If you made it all the way through part 2, you know how my first job sucked the life out of me. This, the third and final part of the series, explains how the company affected other people.
You know all that money that gets withheld from your check every payday? Well, your employer is required to send that money to the federal and state government on a very strict schedule. So let’s say you get paid on Friday. By Tuesday or Wednesday of the following week, all of the employees’ tax withholding has to be deposited (don’t quote me on these timeframes—it’s been 15 years, and I’m not as up-to-date on the laws as I used to be) with the government.
As my employer’s business expanded, it offered a tax filing service for the payroll clients. When clients purchased the tax filing service, the company would debit their bank accounts on the check date for the total tax amount. Then my employers got the “float” (interest) on that money between the check date and the date it had to be deposited. Great arrangement, right?

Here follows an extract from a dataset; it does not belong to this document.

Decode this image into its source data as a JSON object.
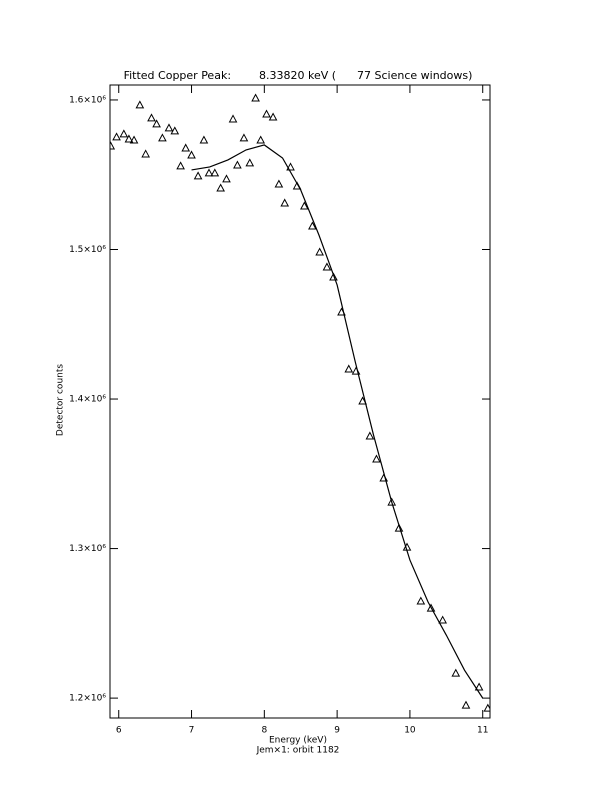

Well, in reality there were a couple of problems with it. One was that the owners didn’t set up a separate bank account for the tax monies–they just deposited them into the operating account. And the other problem was that small start-up companies often have trouble keeping up with expenses. There were legitimate business expenses of course, but there were also things like the Chevy Blazer that their teenagers drove, the owners’ trip to New York so the husband could run in the marathon, and their vacation on a Windjammer Barefoot Cruise (meanwhile, we employees were paid dirt).
Often, they would debit Company B’s account on a Friday and use the funds to pay Company A’s taxes on Wednesday. Then on Thursday they’d debit Company C’s account and use that money to pay Company B’s taxes. And so on and so on. This tactic worked pretty well at first. But then they started to land bigger and bigger clients, with bigger and bigger tax liabilities. Pretty soon, Company C’s debit amount didn’t cover all of Company B’s payroll taxes, and the snowball began rolling down the hill. I’m not sure how long it went on, but I believe it started before I left the company in March of 1994.
As a result of this “business practice,” there were some companies whose taxes were being paid late (tack on some interest and penalties), and later, some companies whose taxes didn’t get paid at all. As you can imagine, the clients weren’t too happy when they started getting notices from the IRS. It took a while, but eventually the IRS began to piece the puzzle together–about 100 companies with tax deposit problems, and the common denominator was the payroll company that they used.
Everything came crashing down in the fall of 1995. The company was looking for investors and trying to avoid bankruptcy when they were raided by the federal government. The whole thing was captured by the local TV news crews. As my roommate (who had also worked there) and I watched the 10:00 news, we saw images of men removing file boxes that bore our handwriting. Our stunned former co-workers appeared in the background. It was surreal.
In all, approximately 100 clients were affected to the tune of $5.7 million, and they were still on the hook to pay the IRS. So in effect, they paid double their taxes (once to my former employer and again to the IRS), plus many of them ended up paying penalties and interest.
The owners were tried, but not for embezzlement or theft. Apparently there were no laws that directly applied to the situation. They were charged with defrauding clients, mail fraud (because the tax forms they filed indicated that the taxes had been paid), conspiracy to interfere with the IRS’s collection of taxes, and filing false tax returns. Some of my friends were called to testify, but fortunately I never was. The husband was sentenced to approximately five years in jail and the wife received a four year sentence, plus they were ordered to pay $5.7 million in restitution.
I wonder if any of the clients has seen a penny of that money.